The systematic collection of interest on usurious loans, across multiple merchants, constitutes collection of an unlawful debt under the federal RICO statute. Civil RICO plaintiffs recover treble their actual damages plus attorney’s fees. The Second Circuit affirmed RICO liability for an MCA funder in an opinion that remains the primary case authority for this theory in the MCA context. The enterprise element requires showing that the funder, its principals, and its collection agents operated as an associated group with a common unlawful purpose.

3. Fraudulent Inducement

Where the broker or funder misrepresented the cost, structure, or character of the advance at the time of execution — describing a usurious loan as a purchase of receivables, concealing the effective annual rate, or misrepresenting the function of the reconciliation clause — the merchant has an affirmative fraud claim. Recovery includes the full amount of losses proximately caused by the misrepresentation, including consequential business damages that flowed from the decision to enter the agreement.

4. UDAP Violations

State unfair and deceptive practices statutes provide causes of action for commercial deception that are, in some jurisdictions, more accessible than common-law fraud because they do not require proof of intent. California’s Unfair Competition Law, in particular, permits claims based on any unlawful, unfair, or fraudulent business practice and provides for restitution and injunctive relief. New Jersey’s Consumer Fraud Act extends enhanced remedies, including treble damages and attorney’s fees, for UDAP violations in commercial settings.

5. Wrongful UCC Filing

The filing of a UCC-1 financing statement on a void contract — or the filing of an inaccurate or overbroad financing statement — gives the merchant a claim for wrongful lien. Where the underlying agreement is void for usury, the UCC filing is unauthorized, and the merchant may seek a court order requiring its termination together with damages for any financing the merchant was unable to obtain because of the lien’s presence on the public record.

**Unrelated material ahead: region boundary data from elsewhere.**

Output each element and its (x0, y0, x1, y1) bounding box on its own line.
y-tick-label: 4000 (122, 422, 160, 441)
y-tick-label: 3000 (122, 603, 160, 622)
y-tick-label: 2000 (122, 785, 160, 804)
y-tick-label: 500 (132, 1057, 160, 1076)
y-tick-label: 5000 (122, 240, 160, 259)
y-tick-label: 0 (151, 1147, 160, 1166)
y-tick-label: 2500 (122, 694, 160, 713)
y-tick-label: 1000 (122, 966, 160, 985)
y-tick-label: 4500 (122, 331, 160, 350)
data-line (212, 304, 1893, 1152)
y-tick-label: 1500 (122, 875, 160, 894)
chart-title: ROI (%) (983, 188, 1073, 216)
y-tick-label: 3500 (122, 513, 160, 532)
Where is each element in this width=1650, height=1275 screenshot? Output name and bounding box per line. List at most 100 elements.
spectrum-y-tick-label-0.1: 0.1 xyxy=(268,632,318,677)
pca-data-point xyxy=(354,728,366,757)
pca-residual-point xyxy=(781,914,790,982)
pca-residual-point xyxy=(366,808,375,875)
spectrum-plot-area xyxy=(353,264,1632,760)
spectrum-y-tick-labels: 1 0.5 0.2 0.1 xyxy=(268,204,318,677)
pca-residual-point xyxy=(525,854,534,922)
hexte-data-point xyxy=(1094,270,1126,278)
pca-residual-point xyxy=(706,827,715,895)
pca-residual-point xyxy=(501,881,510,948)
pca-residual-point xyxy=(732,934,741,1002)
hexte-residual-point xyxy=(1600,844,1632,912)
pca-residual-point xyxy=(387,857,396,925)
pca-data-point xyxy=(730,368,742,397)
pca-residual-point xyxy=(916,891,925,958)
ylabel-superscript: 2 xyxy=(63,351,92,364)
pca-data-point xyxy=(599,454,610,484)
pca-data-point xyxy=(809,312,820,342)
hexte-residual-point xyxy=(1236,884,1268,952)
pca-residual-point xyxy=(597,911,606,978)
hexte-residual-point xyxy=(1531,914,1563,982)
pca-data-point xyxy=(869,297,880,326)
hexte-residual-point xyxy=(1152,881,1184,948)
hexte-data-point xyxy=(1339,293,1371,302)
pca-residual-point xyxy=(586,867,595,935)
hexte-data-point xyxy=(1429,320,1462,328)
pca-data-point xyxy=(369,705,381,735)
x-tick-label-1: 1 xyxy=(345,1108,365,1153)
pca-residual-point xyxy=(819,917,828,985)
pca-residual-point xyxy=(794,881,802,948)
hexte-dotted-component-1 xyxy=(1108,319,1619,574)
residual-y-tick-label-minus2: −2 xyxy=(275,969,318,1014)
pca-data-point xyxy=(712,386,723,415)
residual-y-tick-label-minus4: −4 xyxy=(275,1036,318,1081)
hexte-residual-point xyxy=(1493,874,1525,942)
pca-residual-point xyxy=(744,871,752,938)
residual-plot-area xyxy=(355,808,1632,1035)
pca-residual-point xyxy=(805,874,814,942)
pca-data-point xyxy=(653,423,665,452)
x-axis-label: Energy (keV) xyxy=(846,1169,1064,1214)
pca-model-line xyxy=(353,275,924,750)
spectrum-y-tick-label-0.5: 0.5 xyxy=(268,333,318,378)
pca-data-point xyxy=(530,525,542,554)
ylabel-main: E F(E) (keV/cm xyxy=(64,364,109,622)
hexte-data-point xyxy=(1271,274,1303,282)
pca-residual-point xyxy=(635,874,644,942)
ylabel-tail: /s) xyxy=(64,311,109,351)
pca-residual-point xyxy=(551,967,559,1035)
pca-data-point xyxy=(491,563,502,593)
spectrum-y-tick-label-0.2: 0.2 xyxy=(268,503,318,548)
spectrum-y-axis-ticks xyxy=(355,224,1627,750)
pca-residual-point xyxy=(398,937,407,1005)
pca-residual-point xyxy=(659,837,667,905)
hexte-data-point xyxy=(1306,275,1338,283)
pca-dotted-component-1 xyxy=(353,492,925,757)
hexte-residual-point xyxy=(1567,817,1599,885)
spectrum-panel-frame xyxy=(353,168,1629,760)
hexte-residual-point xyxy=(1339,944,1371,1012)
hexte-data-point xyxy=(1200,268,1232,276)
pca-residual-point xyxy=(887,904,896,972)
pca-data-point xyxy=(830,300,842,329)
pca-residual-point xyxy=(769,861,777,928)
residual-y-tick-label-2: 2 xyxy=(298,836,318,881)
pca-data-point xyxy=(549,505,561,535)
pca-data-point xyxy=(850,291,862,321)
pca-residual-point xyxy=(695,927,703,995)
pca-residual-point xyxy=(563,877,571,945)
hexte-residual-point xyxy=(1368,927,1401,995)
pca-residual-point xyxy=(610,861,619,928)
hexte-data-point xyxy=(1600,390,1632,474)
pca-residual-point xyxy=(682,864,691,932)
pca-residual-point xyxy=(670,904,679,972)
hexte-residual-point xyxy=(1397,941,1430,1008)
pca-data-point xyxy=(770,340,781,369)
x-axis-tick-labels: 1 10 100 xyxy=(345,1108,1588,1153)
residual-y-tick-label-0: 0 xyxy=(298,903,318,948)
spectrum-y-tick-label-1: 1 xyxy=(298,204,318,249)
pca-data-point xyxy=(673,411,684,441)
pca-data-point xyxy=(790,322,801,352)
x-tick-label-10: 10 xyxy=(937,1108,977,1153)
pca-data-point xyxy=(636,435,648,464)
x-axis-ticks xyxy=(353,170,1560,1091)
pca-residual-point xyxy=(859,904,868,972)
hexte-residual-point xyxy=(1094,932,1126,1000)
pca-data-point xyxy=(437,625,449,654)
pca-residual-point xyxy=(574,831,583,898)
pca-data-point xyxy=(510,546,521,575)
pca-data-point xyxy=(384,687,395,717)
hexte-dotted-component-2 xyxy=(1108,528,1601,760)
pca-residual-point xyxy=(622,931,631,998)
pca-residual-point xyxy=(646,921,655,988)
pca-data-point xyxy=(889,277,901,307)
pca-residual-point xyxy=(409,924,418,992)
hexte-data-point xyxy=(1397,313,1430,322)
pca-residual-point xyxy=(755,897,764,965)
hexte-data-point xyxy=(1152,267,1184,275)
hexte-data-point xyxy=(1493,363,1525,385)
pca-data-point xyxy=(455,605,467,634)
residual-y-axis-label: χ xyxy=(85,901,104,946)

6. Breach of the Implied Covenant of Good Faith

Every contract carries an implied covenant of good faith and fair dealing. Where the funder structured its reconciliation provision to appear in the written agreement while systematically refusing to perform reconciliations in practice, the merchant may assert breach of that implied covenant as an independent basis for recovery. The New York Attorney General’s 2024 lawsuit documented precisely this pattern — reconciliation provisions that existed on paper and were systematically ignored in operation.

7. Negligent Misrepresentation

Distinct from intentional fraud, negligent misrepresentation provides a damages claim where the funder or its broker provided inaccurate information about the transaction in circumstances where accuracy was reasonably expected and the merchant’s reliance was foreseeable. Where a broker failed to accurately disclose the effective cost or described the product as something it was not, negligent misrepresentation provides an alternative theory that does not require proving intentional deception.

8. Electronic Fund Transfer Act Violations

Where the MCA company continued to initiate ACH debits after the merchant revoked authorization in writing, those debits may constitute violations of Regulation E and the underlying Electronic Fund Transfer Act. Recovery includes actual damages plus statutory damages, with attorney’s fees available where the claim is sustained. The revocation must have been properly made and documented, but where it was, the continued debits create an independent federal claim.

9. State Consumer Protection Statutes for Commercial Deception

Several states have extended consumer protection frameworks to cover small business transactions. California’s Consumers Legal Remedies Act, New York’s General Business Law Section 349, and analogous statutes in other jurisdictions provide a third-party enforcement mechanism for deceptive practices that affect the public interest. These statutes, where applicable, can support claims that individual merchants could not cost-effectively pursue on their own through common-law theories alone.